Before the influx of the Crest-Wave began, Rome was a very petty provincial affair, without any place at all in the great sweep of world-story. Her annals are about as important as those of the Samnium of old, of which we know nothing; or those, say, of Andorra now, about which we care less. Our school histories commonly end at the Battle of Acium; which is the place where Roman history becomes universal and important: a point wisely made and strongly insisted on by Mr. Stobart. I shows how thoroughly we lack any true sense of what history is and is for. We are so wrapped up in politics that our vision of the motions of the Human Spirit is obscured. There were lots of politics in Republican Rome, and you may say none in the empire; so we make for the pettiness that obsesses us, and ignore the greatness whose effects are felt yet.

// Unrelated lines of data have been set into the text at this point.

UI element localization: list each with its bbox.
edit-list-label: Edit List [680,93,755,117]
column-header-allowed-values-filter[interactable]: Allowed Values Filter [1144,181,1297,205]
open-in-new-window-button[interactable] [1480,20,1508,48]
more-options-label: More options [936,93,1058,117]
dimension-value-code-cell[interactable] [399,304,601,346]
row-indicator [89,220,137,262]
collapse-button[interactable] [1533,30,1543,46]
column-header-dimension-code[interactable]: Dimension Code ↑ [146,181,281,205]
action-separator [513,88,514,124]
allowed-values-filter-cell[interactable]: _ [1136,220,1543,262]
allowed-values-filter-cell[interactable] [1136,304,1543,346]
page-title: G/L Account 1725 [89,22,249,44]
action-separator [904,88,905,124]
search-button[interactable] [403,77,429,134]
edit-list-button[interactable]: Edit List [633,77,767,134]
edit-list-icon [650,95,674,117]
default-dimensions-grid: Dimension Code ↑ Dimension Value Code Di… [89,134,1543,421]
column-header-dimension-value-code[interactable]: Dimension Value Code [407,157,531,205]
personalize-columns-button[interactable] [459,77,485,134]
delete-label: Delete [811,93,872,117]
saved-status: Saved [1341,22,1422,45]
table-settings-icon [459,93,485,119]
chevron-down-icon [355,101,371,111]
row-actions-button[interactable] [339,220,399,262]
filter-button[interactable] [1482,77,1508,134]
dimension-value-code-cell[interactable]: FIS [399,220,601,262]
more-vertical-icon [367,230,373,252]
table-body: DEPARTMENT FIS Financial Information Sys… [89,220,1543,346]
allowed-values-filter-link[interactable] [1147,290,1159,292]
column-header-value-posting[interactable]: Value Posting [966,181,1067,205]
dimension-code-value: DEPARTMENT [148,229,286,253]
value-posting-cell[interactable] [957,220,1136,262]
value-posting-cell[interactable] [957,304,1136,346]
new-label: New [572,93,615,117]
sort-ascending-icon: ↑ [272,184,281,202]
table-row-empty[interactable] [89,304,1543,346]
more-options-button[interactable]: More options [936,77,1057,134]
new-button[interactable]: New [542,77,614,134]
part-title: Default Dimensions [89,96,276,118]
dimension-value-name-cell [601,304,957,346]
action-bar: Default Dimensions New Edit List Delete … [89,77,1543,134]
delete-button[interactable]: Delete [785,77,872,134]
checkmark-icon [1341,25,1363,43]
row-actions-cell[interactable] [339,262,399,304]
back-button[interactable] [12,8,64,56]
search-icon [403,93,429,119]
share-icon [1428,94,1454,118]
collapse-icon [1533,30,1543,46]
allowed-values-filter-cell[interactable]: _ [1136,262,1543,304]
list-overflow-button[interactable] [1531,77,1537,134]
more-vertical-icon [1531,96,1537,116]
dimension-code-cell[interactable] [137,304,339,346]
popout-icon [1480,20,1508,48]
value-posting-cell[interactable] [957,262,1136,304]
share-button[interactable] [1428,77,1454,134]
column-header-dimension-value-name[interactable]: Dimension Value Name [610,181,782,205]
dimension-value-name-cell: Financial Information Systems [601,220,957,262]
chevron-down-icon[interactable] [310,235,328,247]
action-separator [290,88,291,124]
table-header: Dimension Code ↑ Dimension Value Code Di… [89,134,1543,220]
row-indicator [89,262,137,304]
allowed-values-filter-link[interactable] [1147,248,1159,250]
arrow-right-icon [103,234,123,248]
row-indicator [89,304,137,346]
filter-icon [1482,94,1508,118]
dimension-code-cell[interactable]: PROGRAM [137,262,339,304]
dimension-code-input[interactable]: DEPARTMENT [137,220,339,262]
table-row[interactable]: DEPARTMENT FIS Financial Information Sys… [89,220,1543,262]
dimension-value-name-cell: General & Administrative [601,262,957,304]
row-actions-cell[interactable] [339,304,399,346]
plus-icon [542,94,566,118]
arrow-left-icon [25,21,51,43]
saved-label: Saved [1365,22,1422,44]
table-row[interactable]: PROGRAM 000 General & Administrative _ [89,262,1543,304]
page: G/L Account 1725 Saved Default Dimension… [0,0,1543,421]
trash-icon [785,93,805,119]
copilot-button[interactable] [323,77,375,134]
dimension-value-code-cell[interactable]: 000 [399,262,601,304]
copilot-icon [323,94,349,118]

Rome played at politics: old-time conqueror-race Patricians against old-time conquered-race Plebians: till the two were merged into one and she grew tired of the game. She played at war until her little raidings and conquests had carried her out of the sphere of provincial politics, and she stood on the brink of the great world. Then the influx of important souls began; she entered into history, presently threw up politics forever, and performed, so far as it was in her to do so, her mission in the world. What does History care for the election results in some village in Montenegro? Or for the passage of the Licinian Rogations, or the high exploits of Terentilius Harsa?

Yet, too, we must get a view of this people in pralaya, that we may understand better the workings of the Human Spirit in its fulness. But we must see the forest, and not lose sight and sense of it while botanizing over individual trees. We must forget the interminable details of wars and politics that amount to nothing; that so we may apprehend the form, features, color, of this aspect of humanity.